Research

New avenue towards widely applicable indigo photoswitches – Combining experimental, computational and data-science approaches –

Photoswitches, molecules which undergo reversible structural changes under photo-irradiation, have in the past decades emerged as a crucial component in photo-responsive systems. For their wide applications in the fields of biomedical and material science, it is often highly desirable to trigger the photoisomerization processes with long-wavelength light, especially red- and NIR-light, due to its lower propensity to cause damage as well as superior ability to penetrate the biological tissues. To this end, indigo as one of the most historical and abundant dyes utilized in human history has recently attracted much attention. The unique structure of this blue dye grants its natural absorbance in the red-light region (and hence its blue color), thus making it an ideal candidate for building red-light responsive photoswitches.

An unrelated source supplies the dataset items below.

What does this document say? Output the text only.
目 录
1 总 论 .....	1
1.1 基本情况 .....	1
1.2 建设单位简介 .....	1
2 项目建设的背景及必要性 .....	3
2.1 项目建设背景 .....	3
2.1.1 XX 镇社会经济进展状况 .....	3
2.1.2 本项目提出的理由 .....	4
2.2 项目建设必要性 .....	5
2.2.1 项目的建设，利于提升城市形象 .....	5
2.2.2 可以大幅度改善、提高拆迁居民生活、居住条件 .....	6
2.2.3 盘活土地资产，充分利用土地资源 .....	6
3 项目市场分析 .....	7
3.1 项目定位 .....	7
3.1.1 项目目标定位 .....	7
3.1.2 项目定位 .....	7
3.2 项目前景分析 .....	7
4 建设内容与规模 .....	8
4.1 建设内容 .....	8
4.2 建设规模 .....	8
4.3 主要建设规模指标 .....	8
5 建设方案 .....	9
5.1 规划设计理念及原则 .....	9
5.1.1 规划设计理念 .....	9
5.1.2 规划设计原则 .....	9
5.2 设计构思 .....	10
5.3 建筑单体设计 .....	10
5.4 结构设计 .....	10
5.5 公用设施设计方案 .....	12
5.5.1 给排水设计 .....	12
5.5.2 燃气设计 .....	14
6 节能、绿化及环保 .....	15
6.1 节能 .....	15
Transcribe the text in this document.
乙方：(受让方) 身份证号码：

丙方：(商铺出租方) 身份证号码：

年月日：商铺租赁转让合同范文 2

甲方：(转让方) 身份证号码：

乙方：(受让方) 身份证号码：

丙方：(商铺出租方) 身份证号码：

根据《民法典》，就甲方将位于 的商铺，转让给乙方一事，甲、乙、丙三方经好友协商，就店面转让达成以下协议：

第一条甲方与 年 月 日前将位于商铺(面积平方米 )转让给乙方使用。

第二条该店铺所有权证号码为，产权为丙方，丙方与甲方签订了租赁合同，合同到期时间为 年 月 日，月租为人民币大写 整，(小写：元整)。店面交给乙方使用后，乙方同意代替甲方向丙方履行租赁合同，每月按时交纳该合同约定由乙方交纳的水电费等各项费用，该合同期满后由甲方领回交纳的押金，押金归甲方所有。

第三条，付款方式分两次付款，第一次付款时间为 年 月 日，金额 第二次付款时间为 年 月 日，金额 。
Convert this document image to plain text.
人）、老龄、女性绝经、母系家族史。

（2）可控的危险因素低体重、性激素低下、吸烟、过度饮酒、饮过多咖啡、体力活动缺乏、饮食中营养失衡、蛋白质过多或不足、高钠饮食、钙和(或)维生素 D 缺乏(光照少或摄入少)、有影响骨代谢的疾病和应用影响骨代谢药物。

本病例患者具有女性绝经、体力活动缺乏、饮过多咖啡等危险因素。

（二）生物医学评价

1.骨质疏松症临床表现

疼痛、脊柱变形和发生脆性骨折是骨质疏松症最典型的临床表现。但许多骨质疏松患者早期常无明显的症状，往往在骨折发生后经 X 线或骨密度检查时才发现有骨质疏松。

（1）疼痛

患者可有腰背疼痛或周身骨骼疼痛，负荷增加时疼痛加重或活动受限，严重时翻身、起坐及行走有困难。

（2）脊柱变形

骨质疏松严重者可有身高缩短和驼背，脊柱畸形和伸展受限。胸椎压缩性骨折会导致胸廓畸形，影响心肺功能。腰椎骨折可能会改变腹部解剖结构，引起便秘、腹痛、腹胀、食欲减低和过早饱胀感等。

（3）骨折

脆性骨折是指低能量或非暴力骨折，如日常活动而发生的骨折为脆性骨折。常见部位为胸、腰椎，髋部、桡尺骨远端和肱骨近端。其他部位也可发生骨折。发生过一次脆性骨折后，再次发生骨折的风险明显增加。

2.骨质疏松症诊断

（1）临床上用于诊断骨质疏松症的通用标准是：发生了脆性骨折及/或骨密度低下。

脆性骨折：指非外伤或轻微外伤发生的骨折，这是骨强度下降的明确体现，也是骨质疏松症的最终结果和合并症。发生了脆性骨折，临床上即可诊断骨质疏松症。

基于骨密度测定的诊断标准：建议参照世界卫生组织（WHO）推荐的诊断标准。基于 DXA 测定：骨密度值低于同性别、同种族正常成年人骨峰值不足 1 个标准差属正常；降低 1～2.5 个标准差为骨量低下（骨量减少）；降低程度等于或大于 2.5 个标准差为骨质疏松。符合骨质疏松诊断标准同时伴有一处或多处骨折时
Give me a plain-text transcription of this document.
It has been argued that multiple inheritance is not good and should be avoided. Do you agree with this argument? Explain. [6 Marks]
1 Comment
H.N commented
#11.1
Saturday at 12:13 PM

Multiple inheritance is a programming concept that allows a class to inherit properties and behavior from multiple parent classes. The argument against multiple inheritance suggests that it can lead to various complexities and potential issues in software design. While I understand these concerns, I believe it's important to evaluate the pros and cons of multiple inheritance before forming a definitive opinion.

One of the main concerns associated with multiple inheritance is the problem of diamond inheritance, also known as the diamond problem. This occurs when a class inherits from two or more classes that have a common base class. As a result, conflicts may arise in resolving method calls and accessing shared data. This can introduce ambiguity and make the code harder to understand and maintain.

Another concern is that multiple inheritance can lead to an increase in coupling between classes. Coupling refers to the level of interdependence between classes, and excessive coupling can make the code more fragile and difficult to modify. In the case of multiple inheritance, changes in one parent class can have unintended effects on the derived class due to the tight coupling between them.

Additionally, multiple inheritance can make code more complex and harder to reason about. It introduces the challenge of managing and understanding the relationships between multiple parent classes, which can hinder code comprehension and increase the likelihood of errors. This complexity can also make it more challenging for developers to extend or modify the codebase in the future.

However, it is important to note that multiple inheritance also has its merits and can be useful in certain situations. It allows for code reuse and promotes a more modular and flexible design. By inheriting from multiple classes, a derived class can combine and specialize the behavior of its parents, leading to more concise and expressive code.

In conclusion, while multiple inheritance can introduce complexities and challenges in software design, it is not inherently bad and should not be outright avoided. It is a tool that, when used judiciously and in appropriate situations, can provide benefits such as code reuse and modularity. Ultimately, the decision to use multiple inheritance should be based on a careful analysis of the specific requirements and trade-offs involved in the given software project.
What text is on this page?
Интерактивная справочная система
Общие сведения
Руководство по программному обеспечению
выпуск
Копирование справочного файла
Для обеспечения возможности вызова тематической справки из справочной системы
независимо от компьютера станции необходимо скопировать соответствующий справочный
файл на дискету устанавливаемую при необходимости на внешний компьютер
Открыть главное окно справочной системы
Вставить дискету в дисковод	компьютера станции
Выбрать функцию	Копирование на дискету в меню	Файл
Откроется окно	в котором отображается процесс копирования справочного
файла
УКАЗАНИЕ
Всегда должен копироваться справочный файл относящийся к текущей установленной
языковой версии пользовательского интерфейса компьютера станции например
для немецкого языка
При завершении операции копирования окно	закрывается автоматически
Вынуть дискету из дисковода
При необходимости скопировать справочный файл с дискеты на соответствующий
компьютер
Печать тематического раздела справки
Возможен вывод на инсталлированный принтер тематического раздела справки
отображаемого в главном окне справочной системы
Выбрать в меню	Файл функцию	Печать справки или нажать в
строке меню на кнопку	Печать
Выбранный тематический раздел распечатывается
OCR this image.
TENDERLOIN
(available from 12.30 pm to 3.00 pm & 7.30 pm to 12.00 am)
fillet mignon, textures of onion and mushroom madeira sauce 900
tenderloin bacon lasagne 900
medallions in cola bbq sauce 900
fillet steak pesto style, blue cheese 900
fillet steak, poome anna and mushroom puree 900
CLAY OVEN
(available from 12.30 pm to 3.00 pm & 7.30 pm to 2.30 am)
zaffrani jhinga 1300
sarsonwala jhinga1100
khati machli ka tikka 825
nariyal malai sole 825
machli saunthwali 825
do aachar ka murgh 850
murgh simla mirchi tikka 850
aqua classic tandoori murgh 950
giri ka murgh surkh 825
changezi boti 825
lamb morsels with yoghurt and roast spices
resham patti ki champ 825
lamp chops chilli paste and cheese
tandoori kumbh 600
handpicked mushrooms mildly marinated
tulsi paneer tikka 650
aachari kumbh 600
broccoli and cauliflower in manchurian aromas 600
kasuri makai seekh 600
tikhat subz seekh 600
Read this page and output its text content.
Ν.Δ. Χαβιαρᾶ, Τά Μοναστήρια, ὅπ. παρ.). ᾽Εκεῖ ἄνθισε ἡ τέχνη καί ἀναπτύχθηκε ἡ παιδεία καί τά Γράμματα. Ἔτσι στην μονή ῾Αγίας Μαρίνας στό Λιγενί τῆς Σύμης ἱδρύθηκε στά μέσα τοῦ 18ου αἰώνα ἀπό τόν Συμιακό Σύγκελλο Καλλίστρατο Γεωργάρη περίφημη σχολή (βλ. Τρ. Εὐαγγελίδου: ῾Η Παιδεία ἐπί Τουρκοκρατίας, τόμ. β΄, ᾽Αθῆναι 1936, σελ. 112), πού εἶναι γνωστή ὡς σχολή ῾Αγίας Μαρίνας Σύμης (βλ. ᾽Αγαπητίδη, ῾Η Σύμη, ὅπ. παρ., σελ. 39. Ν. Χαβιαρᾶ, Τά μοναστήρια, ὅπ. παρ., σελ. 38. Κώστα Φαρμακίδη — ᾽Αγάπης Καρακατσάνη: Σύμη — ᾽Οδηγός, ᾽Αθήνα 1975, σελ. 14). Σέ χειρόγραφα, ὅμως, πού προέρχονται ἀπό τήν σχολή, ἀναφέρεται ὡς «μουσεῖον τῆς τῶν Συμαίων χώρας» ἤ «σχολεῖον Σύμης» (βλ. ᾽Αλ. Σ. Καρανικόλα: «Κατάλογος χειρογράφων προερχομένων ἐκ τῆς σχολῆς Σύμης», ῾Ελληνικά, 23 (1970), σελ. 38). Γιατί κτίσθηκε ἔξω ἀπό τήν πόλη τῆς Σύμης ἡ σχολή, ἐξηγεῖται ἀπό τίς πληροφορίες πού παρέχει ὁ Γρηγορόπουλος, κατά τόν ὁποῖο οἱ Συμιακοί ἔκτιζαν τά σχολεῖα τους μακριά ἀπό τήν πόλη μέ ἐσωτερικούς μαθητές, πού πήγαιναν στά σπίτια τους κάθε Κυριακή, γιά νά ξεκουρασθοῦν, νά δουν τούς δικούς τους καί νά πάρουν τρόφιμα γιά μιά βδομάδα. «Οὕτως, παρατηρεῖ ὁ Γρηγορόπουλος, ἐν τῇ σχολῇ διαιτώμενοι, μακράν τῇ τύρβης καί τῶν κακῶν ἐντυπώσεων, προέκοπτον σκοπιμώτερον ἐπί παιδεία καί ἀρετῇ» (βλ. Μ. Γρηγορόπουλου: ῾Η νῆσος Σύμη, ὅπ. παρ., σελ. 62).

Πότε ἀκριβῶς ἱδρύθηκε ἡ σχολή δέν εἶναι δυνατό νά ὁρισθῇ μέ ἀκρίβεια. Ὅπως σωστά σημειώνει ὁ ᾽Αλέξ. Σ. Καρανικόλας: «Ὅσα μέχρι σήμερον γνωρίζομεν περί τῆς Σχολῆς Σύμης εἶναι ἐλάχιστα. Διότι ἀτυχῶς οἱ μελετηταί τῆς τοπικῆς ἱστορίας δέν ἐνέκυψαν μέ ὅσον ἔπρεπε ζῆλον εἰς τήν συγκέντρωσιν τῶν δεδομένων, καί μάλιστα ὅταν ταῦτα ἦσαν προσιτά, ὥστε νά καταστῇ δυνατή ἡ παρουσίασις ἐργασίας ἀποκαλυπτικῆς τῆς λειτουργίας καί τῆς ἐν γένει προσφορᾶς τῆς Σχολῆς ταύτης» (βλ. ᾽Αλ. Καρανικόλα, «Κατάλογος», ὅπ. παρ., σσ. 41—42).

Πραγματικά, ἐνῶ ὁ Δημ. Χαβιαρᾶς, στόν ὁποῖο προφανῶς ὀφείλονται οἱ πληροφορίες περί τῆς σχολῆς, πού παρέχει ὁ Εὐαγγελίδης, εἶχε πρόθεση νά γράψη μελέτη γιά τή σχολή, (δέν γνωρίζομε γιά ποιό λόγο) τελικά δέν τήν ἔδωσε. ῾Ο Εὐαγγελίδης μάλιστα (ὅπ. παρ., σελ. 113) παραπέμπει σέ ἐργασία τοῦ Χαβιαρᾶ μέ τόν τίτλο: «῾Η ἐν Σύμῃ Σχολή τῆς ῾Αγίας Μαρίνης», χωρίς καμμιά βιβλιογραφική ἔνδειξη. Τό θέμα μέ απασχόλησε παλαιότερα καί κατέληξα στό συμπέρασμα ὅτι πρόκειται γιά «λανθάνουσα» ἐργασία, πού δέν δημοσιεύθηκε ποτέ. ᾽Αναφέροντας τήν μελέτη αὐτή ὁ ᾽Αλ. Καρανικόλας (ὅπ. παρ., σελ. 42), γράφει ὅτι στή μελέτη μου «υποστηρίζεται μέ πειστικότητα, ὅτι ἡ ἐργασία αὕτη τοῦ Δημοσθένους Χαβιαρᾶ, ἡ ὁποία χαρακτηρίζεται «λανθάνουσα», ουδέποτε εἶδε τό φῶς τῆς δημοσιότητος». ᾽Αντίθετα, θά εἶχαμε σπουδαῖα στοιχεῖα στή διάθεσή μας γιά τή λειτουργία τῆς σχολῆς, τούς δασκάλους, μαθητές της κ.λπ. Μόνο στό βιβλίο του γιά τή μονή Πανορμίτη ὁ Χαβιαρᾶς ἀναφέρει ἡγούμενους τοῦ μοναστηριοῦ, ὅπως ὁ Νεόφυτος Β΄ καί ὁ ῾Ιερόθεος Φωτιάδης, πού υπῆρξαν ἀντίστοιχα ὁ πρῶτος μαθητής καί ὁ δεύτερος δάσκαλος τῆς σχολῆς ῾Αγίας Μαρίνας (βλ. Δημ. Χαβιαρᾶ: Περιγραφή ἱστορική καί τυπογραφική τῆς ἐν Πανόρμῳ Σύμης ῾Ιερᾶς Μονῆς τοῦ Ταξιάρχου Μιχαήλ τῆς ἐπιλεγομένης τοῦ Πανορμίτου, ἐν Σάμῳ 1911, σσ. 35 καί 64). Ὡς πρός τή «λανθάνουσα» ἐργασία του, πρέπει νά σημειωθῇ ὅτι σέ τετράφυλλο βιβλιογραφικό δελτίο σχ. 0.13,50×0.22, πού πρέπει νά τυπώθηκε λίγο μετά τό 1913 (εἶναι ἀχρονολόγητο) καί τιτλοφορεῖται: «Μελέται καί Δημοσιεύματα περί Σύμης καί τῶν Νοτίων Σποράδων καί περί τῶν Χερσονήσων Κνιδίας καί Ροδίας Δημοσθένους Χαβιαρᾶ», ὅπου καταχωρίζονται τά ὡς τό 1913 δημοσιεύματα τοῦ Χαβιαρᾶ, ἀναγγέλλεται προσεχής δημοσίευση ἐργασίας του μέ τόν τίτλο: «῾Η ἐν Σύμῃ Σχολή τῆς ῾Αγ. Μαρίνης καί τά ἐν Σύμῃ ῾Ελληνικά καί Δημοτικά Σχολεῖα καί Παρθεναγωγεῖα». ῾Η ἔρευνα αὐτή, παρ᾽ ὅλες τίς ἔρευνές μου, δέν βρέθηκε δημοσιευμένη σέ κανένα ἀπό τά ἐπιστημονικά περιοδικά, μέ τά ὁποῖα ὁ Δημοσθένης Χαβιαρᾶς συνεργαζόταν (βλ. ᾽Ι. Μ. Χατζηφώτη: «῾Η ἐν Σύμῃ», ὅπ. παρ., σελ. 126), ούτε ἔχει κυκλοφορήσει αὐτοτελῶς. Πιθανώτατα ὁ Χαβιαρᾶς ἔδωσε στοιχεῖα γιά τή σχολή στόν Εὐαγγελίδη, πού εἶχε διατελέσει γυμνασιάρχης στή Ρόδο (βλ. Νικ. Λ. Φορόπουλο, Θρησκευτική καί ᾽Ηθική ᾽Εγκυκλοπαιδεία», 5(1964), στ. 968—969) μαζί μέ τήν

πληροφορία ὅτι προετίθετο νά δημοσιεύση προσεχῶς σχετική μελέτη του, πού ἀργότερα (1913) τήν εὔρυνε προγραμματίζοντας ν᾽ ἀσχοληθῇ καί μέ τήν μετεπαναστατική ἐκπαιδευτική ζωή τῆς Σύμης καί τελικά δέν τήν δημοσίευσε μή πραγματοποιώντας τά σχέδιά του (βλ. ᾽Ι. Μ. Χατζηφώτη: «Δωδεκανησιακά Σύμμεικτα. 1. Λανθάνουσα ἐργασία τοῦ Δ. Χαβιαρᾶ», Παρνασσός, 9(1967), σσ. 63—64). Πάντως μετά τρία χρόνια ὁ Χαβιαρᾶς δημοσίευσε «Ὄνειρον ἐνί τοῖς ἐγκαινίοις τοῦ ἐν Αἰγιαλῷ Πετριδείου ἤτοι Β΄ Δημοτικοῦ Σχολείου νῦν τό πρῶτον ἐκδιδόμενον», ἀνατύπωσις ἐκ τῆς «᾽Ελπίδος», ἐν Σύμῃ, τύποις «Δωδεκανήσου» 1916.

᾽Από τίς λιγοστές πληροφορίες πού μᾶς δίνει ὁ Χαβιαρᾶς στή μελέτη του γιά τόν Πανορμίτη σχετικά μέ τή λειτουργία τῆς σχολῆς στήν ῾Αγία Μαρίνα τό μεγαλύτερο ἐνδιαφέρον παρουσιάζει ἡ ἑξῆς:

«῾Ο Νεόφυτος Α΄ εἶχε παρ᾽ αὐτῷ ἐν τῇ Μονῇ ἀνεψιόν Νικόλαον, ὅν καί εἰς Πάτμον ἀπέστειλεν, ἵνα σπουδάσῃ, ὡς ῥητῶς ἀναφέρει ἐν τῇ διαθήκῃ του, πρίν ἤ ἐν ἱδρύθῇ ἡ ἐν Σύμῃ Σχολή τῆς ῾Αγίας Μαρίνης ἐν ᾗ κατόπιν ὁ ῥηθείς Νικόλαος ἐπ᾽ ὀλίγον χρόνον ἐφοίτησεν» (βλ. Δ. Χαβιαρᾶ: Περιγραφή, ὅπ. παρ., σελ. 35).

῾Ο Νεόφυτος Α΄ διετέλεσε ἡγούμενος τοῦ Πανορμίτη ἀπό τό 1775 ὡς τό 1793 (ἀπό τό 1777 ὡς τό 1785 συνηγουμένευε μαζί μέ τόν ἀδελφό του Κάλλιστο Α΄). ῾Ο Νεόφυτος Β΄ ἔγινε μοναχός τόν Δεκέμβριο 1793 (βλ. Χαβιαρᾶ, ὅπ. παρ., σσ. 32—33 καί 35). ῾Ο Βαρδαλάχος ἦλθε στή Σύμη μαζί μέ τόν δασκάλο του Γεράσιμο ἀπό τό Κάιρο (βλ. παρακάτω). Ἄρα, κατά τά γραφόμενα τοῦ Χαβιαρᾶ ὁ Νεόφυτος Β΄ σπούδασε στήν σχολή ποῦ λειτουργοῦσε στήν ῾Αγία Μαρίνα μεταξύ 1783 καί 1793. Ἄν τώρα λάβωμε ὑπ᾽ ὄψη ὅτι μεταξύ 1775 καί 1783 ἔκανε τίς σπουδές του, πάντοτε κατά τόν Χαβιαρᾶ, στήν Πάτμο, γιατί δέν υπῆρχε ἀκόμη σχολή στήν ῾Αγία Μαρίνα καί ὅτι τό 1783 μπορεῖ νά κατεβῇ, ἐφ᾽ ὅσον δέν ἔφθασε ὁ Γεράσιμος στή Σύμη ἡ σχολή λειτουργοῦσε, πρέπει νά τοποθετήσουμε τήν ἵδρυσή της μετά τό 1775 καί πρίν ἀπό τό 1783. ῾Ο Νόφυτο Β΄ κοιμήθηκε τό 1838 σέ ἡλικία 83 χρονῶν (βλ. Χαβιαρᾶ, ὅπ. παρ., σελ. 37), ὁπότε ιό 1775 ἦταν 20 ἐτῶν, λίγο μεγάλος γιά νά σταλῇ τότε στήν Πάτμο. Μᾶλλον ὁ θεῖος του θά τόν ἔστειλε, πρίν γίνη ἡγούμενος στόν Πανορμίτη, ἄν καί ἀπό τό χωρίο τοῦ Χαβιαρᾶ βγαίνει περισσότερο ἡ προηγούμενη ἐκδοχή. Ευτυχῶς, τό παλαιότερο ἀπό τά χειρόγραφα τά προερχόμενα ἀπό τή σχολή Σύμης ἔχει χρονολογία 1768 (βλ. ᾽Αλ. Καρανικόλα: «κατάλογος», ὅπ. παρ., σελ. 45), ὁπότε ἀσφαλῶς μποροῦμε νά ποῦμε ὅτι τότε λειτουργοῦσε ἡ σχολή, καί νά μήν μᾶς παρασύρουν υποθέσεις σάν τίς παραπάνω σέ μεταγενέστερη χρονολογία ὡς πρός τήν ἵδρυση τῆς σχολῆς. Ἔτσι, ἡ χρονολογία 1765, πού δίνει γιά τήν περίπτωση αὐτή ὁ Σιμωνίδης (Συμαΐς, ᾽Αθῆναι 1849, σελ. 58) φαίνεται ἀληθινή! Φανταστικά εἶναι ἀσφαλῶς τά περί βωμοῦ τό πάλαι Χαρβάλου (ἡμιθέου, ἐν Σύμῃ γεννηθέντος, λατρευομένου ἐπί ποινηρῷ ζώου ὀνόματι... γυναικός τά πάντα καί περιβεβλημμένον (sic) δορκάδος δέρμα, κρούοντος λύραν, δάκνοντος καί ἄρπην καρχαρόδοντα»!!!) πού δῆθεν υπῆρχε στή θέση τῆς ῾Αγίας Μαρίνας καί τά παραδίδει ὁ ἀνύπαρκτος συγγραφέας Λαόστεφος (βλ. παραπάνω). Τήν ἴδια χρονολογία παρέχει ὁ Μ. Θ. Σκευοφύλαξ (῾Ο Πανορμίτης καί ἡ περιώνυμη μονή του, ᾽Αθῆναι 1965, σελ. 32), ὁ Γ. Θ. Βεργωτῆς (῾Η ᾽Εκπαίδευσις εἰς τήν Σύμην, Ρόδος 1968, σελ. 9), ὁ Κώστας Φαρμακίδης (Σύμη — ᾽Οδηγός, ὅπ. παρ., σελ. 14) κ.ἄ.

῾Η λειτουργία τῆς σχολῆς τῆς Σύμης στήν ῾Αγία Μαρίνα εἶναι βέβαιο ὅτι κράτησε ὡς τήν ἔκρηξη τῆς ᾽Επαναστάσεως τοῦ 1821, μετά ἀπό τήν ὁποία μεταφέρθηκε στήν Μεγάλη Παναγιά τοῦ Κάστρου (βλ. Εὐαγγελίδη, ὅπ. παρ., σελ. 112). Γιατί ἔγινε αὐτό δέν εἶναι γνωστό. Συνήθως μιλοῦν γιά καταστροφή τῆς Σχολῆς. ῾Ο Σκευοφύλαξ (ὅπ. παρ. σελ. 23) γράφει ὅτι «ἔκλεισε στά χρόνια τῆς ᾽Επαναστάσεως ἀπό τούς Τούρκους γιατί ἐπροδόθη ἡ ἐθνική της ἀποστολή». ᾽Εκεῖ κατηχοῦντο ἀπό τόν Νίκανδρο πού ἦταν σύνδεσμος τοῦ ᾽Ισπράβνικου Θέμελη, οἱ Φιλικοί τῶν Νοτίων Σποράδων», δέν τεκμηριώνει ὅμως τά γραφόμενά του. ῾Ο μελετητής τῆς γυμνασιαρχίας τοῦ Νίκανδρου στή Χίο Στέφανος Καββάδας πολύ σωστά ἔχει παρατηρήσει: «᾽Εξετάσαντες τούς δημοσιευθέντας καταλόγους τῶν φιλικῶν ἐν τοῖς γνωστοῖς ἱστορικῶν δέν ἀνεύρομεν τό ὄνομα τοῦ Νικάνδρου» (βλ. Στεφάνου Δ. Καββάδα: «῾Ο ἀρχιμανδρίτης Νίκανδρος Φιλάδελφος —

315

In this present work, we developed a copper-catalyzed indigo N-arylation to efficiently convert this blue dye into functional red-light photoswitches. N-aryl substituents of indigos have previously been implemented to control the thermal stability of the switched state (i.e. thermal half-lives) without sacrificing the red-light addressability. In this method, we for the first time achieved the installation of indigo N-aryl groups containing synthetically useful functional motifs, representing an important step towards their real applications. The surprising selectivity for mono-N-arylation is explained by theoretical calculations, where a key bis-copper-indigo intermediate is proposed to lower the energy barrier of the most challenging step. Furthermore, through a data-science workflow involving N-aryl group representation*1, DFT featurization*2, and multivariate linear regression*3, models correlating the thermal half-lives and structures of these indigo photoswitches were constructed, which is expected to aid future rational design of this attractive class of compounds. This work combining experimental, computational, and data-science approaches thus serves as an important landmark on the avenue leading to widely applicable indigo photoswitches.

 

  • *1. Representation: a method to extract simplified but crucial structural components from the original complex form of the molecules.
  • *2. Featurization: a process to convert the data in its crude form to quantifiable parameters for model construction
  • *3. Multivariate linear regression: linear regression is a tool to correlate or predict continuous outcomes (outcome variables) based on given data (explanatory variables). When there are multiple explanatory variables, it is called multivariate linear regression.